Teva’s 7th Birthday Adventure

July 4

We were very relieved to find two families with young kids on our bus this morning. This was a great sign. First we had an hour bus ride through Santa Cruz Island (from the main town at the south to the main port at the north) to the ferry dock. There we took a zodiac dingy out to our yacht, our home for the day.

It took an hour and 20 minutes to get to South Plaza Island. We saw a small group of spotted rays on the way as well as some playful sea wolves. Our guide Martime adamantly explained that the species here are NOT called sea lions, but sea wolves. They evolved similarly but without any recent relation. Sea wolves are unique to the Galápagos.

South Plaza Island is not very big, but was covered with interesting and colourful flora and fauna. When we disembarked, we saw a colony of female sea wolves lying in the sun, or splashing and playing with each other. We even saw one eat a crab. They were very cute. They were not frightened by us, in fact, they didn’t seem to pay any attention to us at all. As we left, we had to clap loudly to wake up two sleeping females so we could pass them and get into the dingy.

On the island we encountered large land iguanas lounging under Punta Cactii, small lava lizards scurrying across the rocks, marine iguanas on rocks near the water, and a multitude of interesting birds swooping around.
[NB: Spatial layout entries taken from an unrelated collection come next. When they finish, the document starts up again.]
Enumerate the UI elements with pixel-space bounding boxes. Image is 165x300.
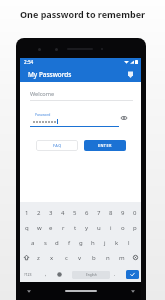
button[interactable]: a: [26, 235, 39, 250]
button[interactable]: f: [63, 235, 75, 250]
staticText: 3: [49, 209, 53, 217]
staticText: 2: [37, 209, 41, 217]
staticText: t: [74, 224, 77, 232]
button[interactable]: Backspace: [129, 250, 141, 265]
button[interactable]: l: [123, 235, 135, 250]
staticText: English: [86, 273, 97, 277]
staticText: q: [25, 224, 29, 232]
button[interactable]: Emoji: [53, 267, 65, 281]
button[interactable]: 0: [129, 205, 141, 220]
button[interactable]: Home: [65, 290, 97, 292]
staticText: d: [55, 239, 59, 247]
button[interactable]: h: [87, 235, 99, 250]
button[interactable]: g: [75, 235, 87, 250]
button[interactable]: y: [81, 220, 93, 235]
button[interactable]: d: [51, 235, 63, 250]
button[interactable]: w: [33, 220, 45, 235]
staticText: One password to remember: [20, 8, 146, 20]
staticText: y: [85, 224, 89, 232]
button[interactable]: FAQ: [36, 140, 78, 151]
staticText: 0: [133, 209, 137, 217]
button[interactable]: s: [39, 235, 51, 250]
button[interactable]: 9: [117, 205, 129, 220]
staticText: Welcome: [30, 90, 55, 98]
staticText: 7: [97, 209, 101, 217]
staticText: Password: [35, 112, 51, 117]
staticText: u: [97, 224, 101, 232]
button[interactable]: c: [59, 250, 73, 265]
button[interactable]: m: [115, 250, 129, 265]
button[interactable]: 4: [57, 205, 69, 220]
staticText: c: [65, 254, 68, 262]
button[interactable]: 3: [45, 205, 57, 220]
staticText: k: [115, 239, 119, 247]
button[interactable]: i: [105, 220, 117, 235]
button[interactable]: z: [32, 250, 45, 265]
staticText: b: [92, 254, 96, 262]
button[interactable]: Shift: [20, 250, 32, 265]
staticText: w: [37, 224, 42, 232]
staticText: v: [78, 254, 82, 262]
staticText: 6: [85, 209, 89, 217]
staticText: ?123: [24, 272, 32, 277]
button[interactable]: t: [69, 220, 81, 235]
staticText: ENTER: [98, 143, 112, 148]
button[interactable]: q: [20, 220, 33, 235]
button[interactable]: ?123: [20, 267, 35, 281]
staticText: ,: [45, 271, 47, 277]
staticText: 5: [73, 209, 77, 217]
staticText: a: [31, 239, 35, 247]
button[interactable]: English: [72, 271, 110, 279]
button[interactable]: e: [45, 220, 57, 235]
staticText: 8: [109, 209, 113, 217]
staticText: m: [119, 254, 125, 262]
button[interactable]: Enter: [126, 270, 139, 279]
button[interactable]: n: [101, 250, 115, 265]
staticText: o: [121, 224, 125, 232]
staticText: 4: [61, 209, 65, 217]
button[interactable]: ,: [40, 267, 52, 281]
staticText: z: [37, 254, 40, 262]
staticText: p: [133, 224, 137, 232]
button[interactable]: k: [111, 235, 123, 250]
button[interactable]: u: [93, 220, 105, 235]
staticText: f: [68, 239, 71, 247]
button[interactable]: 6: [81, 205, 93, 220]
button[interactable]: Show password: [117, 111, 131, 125]
button[interactable]: 8: [105, 205, 117, 220]
staticText: h: [91, 239, 95, 247]
button[interactable]: 7: [93, 205, 105, 220]
button[interactable]: Security: [124, 68, 136, 80]
button[interactable]: ENTER: [84, 140, 126, 151]
staticText: My Passwords: [28, 70, 72, 79]
staticText: i: [110, 224, 112, 232]
button[interactable]: r: [57, 220, 69, 235]
button[interactable]: Back: [23, 286, 34, 297]
staticText: .: [114, 271, 116, 277]
button[interactable]: p: [129, 220, 141, 235]
staticText: FAQ: [53, 143, 62, 148]
staticText: s: [44, 239, 47, 247]
button[interactable]: x: [45, 250, 59, 265]
staticText: 1: [25, 209, 29, 217]
staticText: n: [106, 254, 110, 262]
button[interactable]: 5: [69, 205, 81, 220]
staticText: x: [50, 254, 54, 262]
staticText: 9: [121, 209, 125, 217]
button[interactable]: Recents: [127, 286, 138, 297]
staticText: r: [62, 224, 65, 232]
button[interactable]: j: [99, 235, 111, 250]
button[interactable]: b: [87, 250, 101, 265]
staticText: j: [104, 239, 106, 247]
button[interactable]: 1: [20, 205, 33, 220]
button[interactable]: 2: [33, 205, 45, 220]
staticText: 2:54: [24, 59, 34, 65]
button[interactable]: v: [73, 250, 87, 265]
staticText: e: [49, 224, 53, 232]
button[interactable]: .: [110, 267, 120, 281]
staticText: g: [79, 239, 83, 247]
staticText: l: [128, 239, 130, 247]
button[interactable]: o: [117, 220, 129, 235]
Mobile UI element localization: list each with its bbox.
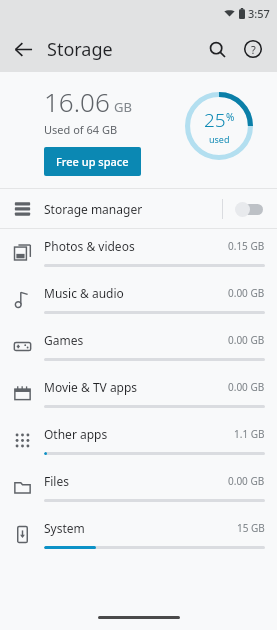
staticText: Storage manager [44,201,143,217]
staticText: Used of 64 GB [44,122,118,137]
button[interactable]: Files [0,464,277,511]
staticText: used [209,133,230,145]
button[interactable]: Search [199,31,235,67]
staticText: Photos & videos [44,238,222,254]
staticText: 0.00 GB [228,474,265,488]
staticText: System [44,520,231,536]
staticText: Files [44,473,222,489]
button[interactable]: System [0,511,277,558]
staticText: 0.00 GB [228,333,265,347]
staticText: 16.06 [44,84,110,119]
staticText: Free up space [56,154,129,169]
button[interactable]: Movie & TV apps [0,370,277,417]
staticText: 25 [204,107,226,133]
staticText: Music & audio [44,285,222,301]
staticText: 0.00 GB [228,380,265,394]
staticText: Storage [47,37,113,62]
staticText: Movie & TV apps [44,379,222,395]
button[interactable]: Storage manager toggle [235,197,265,221]
button[interactable]: Other apps [0,417,277,464]
staticText: % [226,110,235,124]
button[interactable]: Music & audio [0,276,277,323]
button[interactable]: Games [0,323,277,370]
staticText: Other apps [44,426,228,442]
button[interactable]: Back [6,32,40,66]
staticText: GB [114,98,132,116]
button[interactable]: Storage manager [0,189,277,228]
button[interactable]: Free up space [44,147,141,176]
staticText: 0.00 GB [228,286,265,300]
button[interactable]: Help [235,31,271,67]
staticText: 0.15 GB [228,239,265,253]
staticText: 1.1 GB [234,427,265,441]
staticText: 15 GB [237,521,265,535]
button[interactable]: Photos & videos [0,229,277,276]
staticText: 3:57 [248,6,270,21]
staticText: Games [44,332,222,348]
staticText: ? [251,42,256,57]
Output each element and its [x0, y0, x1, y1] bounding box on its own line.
The highlight was seeing our first Blue Footed Boobies.

The island is covered with igneous rock with the only vegetation being Punta cactii and interesting red succulent plants. We felt as if we were in an old Star Trek episode on some foreign planet, without the angry alien tossing a (styrofoam) boulder.
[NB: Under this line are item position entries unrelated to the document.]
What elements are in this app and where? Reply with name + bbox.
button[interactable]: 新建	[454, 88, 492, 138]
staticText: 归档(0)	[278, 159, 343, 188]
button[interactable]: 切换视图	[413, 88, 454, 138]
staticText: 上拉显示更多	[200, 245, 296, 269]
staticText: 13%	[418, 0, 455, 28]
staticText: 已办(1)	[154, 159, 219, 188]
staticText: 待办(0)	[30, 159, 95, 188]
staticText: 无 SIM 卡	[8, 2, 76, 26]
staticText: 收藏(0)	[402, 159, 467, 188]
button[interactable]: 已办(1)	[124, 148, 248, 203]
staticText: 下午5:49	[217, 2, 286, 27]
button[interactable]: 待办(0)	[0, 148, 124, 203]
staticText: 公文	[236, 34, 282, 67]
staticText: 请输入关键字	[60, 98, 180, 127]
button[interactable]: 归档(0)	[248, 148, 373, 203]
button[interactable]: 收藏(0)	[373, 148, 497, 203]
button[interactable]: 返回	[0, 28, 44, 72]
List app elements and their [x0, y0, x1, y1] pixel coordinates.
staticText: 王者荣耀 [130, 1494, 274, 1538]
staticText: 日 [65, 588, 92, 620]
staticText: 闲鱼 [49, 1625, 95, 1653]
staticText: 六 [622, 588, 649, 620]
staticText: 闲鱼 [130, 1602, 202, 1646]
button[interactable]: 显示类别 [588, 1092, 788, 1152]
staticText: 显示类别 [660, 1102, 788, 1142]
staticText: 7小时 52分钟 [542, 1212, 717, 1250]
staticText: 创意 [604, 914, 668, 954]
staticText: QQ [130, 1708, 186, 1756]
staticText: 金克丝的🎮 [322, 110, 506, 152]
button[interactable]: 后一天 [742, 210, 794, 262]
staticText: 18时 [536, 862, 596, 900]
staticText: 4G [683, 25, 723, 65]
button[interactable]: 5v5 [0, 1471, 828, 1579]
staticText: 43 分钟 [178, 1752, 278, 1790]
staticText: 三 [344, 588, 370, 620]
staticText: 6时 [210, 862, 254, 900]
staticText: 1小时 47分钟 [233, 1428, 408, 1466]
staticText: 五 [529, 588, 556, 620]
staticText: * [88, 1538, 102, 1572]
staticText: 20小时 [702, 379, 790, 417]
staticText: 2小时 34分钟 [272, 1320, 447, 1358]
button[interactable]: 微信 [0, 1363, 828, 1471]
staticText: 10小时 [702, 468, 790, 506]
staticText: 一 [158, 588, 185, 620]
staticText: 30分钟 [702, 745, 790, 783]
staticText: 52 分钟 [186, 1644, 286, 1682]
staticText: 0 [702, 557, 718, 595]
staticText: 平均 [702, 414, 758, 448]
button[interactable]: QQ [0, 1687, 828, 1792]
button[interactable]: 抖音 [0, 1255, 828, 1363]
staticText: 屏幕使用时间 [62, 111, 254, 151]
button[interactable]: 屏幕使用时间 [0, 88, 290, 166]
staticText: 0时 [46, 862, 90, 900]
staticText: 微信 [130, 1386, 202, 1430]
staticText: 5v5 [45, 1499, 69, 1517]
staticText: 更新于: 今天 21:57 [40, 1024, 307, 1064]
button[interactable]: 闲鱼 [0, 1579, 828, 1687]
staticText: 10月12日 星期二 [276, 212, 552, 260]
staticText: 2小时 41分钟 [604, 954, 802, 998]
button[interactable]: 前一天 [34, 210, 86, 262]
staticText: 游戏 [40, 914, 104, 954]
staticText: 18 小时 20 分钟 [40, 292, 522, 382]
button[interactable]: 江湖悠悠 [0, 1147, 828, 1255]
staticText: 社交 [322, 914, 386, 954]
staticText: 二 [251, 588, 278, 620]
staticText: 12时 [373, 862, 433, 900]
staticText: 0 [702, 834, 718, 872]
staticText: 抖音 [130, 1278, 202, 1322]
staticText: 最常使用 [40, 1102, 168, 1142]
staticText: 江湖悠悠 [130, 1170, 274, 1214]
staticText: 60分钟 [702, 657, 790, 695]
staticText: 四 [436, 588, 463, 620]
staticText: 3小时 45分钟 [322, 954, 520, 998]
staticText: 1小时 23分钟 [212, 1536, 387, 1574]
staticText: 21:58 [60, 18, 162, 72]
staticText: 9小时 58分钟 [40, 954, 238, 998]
After encircling South Plaza Island, we got back on the boat for a fresh tuna lunch en route to our snorkelling destination. We are a bit spoiled having done most of our snorkelling in the Red Sea, but two exciting things of note happened on our snorkelling trip. First, I somehow dropped Teva’s underwater camera while trying to assist him with his mask. This was his new camera we bought him for his birthday last week. The amazing thing was that because it is bright blue, Aubrey spotted it 10 minutes later and Zev excitedly and capably dived the 15ft down to retrieve it. Birthday crisis averted. Teva deserves a lot of credit: he did not panic or get upset, but rather remained patient and calm the whole time it was missing.

The second interesting thing happened to Erez. He was snorkelling along, in the middle of a school of small fish close to the rocky cliff and looking down, when a huge brown pelican swooped down to get a snack, mere centimetres from Erez’s head. The pelican’s foot hit Erez’s hand as it entered the water and completely surprised Erez, who surfaced to figure what had just happened! Aubrey was about ten feet away, felt the commotion,and saw the pelican leave the water.

The boys enjoyed climbing all over the boat as we travelled back to the northern port. We then took the dingy and then the same bus back to the south.

We found a homemade birthday cake for Teva on our kitchen table! We sang and sampled before bed. Teva certainly ended the day full of fulfilled birthday wishes and very tired

We wandered through town and saw many sharks, a playful sea wolf, and a sea turtle at the water’s edge. We ate an authentic Ecuadorian meal (six different versions) with rice and sauces.

Tomorrow, Charles Darwin Station and Tortuga Bay.